As India’s demographics grow younger, the issue of sustainable employment raises its ugly head. This coupled with the volatile economic growth that the country is currently going through, springs up a challenge for the industry. At the recently held sixth HR summit, experts from the corporate world gathered on a common platform to discuss—creation of productive jobs and the sectors that need to be developed in order to leverage and create ample opportunities. Industry experts put their money on a number of alternatives that will help generate a decent livelihood for the youth. Of the country’s approximately 500 million workforce, 14 per cent is in the formal economy and 86 per cent is in the unorganised sector. However, this 86 per cent is not well-trained or recognised in the job market, say experts.
Dharmakirti Joshi, chief economist, CRISIL Ltd, who spoke at the summit, said, “Thanks to the stereotypical perceptions towards certain jobs, a vast amount of skilled labour is caught in the wrong job resulting in high attrition rate.” He further suggested that blue collar jobs like that of a plumber and electrician actually get paid more as compared to the good jobs where the remuneration was not necessarily high at all levels.
Referring to the obsession of sticking firmly with the organised sector, K Ramkumar, executive director, ICICI Bank Ltd opined that “a one-sided approach would not help”. The key according to him, and all other panellists, lay in “making the jobs in the unorganised sector attractive and free of stereotypes, so that graduates would opt for them.”
Emphasising the benefit of entrepreneurship Ramkumar suggested that proper training and mentoring could create self-employed professionals. He also criticised corporate for hiring graduates at poor salaries and “taking them for granted”.
Most of the panellists confessed to ignoring the Apprenticeship Act 1961. “Almost 90 per cent of the companies don’t opt for engaging apprentices although it is a key step in training manpower for the industry,” commented Ramkumar.
Coordinator of the discussion, Anil Sachdev, founder, School of Inspired Leadership (SOIL), said, “Statistics bring to light a harsh reality. A surplus human resource needs to be tapped effectively.

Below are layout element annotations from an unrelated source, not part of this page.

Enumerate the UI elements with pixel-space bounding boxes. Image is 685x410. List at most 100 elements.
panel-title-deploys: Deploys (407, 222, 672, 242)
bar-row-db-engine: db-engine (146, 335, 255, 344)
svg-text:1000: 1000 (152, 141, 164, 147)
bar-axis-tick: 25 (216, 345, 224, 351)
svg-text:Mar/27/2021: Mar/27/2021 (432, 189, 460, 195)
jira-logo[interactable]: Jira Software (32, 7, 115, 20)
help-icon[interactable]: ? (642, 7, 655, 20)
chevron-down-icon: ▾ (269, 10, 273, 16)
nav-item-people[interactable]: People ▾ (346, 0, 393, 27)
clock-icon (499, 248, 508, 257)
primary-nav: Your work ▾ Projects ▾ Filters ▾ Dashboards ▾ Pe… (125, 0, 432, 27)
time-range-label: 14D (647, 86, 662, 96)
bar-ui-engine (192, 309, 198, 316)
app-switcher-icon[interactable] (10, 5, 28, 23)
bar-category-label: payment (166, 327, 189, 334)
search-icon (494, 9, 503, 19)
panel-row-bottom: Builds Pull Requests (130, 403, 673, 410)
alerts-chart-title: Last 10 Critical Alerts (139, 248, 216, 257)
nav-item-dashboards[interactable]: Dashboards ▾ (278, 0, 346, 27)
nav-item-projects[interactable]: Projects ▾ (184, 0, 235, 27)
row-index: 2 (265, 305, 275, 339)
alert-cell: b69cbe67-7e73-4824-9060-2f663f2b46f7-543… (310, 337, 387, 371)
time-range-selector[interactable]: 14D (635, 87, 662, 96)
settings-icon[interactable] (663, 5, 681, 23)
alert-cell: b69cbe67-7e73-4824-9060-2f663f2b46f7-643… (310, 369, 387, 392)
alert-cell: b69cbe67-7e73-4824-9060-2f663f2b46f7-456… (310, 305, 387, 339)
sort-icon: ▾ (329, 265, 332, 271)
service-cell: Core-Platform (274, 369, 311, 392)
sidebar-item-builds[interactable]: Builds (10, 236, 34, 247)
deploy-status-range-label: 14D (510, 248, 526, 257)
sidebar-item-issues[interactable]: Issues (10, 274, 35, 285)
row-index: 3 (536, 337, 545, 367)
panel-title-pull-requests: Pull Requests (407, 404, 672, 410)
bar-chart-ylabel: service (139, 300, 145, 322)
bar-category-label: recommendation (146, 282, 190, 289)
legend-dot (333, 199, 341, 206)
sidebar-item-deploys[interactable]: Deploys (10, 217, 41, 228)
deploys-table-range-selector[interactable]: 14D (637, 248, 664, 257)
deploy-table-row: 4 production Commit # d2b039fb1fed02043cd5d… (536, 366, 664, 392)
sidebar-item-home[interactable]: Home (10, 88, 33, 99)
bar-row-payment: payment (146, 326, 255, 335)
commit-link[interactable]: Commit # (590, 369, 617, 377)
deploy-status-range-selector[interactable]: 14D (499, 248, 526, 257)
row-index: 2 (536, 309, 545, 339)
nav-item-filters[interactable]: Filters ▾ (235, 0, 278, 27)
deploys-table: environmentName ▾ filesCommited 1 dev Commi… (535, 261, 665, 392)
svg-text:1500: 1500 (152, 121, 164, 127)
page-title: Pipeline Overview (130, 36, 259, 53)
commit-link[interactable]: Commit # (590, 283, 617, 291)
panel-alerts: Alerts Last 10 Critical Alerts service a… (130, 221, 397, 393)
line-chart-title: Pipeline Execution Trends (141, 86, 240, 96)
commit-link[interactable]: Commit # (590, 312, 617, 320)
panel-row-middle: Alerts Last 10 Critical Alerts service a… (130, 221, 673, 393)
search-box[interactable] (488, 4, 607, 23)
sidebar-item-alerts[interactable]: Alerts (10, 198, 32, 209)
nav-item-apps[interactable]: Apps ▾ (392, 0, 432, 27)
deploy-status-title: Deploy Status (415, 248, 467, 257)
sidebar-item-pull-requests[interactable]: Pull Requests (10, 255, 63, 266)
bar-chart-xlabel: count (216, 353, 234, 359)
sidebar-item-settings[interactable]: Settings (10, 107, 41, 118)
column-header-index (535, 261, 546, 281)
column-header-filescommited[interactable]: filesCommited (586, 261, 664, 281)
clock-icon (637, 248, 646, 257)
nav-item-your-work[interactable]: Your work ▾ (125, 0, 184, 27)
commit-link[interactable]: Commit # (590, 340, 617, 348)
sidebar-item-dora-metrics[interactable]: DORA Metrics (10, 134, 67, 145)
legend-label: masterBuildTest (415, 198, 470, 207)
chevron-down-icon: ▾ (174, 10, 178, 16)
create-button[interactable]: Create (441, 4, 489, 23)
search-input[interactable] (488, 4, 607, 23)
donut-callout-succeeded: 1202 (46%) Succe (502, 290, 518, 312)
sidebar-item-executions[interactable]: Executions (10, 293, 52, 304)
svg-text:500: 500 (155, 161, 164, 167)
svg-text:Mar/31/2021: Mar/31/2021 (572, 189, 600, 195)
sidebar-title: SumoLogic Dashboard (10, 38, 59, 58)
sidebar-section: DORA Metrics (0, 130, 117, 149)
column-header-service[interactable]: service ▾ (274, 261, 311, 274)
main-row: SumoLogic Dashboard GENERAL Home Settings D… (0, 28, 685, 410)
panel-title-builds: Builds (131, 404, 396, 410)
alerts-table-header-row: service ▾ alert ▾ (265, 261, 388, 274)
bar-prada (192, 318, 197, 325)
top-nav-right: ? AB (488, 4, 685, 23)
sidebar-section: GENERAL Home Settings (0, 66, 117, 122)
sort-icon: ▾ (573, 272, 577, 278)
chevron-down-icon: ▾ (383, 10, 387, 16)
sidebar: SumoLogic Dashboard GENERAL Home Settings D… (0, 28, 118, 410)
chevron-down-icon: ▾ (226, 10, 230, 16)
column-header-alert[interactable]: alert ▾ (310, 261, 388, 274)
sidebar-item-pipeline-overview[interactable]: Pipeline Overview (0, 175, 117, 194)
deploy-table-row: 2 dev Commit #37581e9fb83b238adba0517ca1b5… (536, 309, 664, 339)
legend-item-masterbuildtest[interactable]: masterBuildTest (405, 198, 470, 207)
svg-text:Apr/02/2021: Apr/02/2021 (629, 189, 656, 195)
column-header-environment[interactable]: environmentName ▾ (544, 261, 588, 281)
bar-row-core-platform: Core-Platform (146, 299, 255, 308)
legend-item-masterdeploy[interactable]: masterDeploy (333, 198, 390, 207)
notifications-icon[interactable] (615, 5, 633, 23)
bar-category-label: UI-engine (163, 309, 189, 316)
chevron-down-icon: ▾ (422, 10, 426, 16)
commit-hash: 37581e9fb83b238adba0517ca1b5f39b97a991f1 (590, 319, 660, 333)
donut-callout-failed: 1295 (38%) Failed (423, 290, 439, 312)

Corporate must wake up and ask the question—what can we do to tap the surplus manpower? And who is going to solve this problem?”
While agreeing that employing 10 million every year was an enormous task, NIIT chairman Rajendra Pawar said he would treat this as an opportunity. Sectors like textile and food processing had the potential of giving more sustainable employment since they used renewable resources, he said. Leo Puri, managing director, UTI Asset Management Company Ltd, agreed with Pawar. He said, “There is a limit to the number of jobs that IT, finance and retail can create.
These sectors enjoyed their boom time, but the bubble will not last for a long.” In order to employ the vast workforce, a diversified outlook is required. “India is still a pariah when it comes to the manufacturing sector. With its capacity to create 40 to 50 per cent of jobs, the sector can be a catalyst to create employment,” said Puri. Ramkumar presented a global view on the problem of tackling surplus manpower. “Even developed countries of the world have not been able to create 10 million jobs.
This is true of even China—the go getter,” he said. Pawar summed the issue of handling manpower surplus with an analogy used by Nicholas Negroponte, author of the best seller “Being Digital” in connection with Massachusetts Institute of Technology’s Centre of Bits and Atoms. Unlimited in nature, Bits is a product of the human mind, unlike an atom, which is a natural entity and is limited. “In a post industrial era, we need to use the human mind to create Bits. The economy of Bits will be an economy of abundance,” he signed off.
Food for Thought
- Investment policies in different sectors must be revisited with a focus on creating jobs
- Encourage entrepreneurship in areas in which the capital expenditure is low, for example Handicrafts, toy making and other
- Encourage graduates to take up teaching as a profession. This will also help to fill in the demand for primary teachers in the country
- Focus not only on graduates but also on skilled class 10 and 12 drop-outs, who can be instrumental in driving the workplace
- Why focus only on English-speaking employees? India being a diverse country people with regional language skills should not be marginalised from the workforce.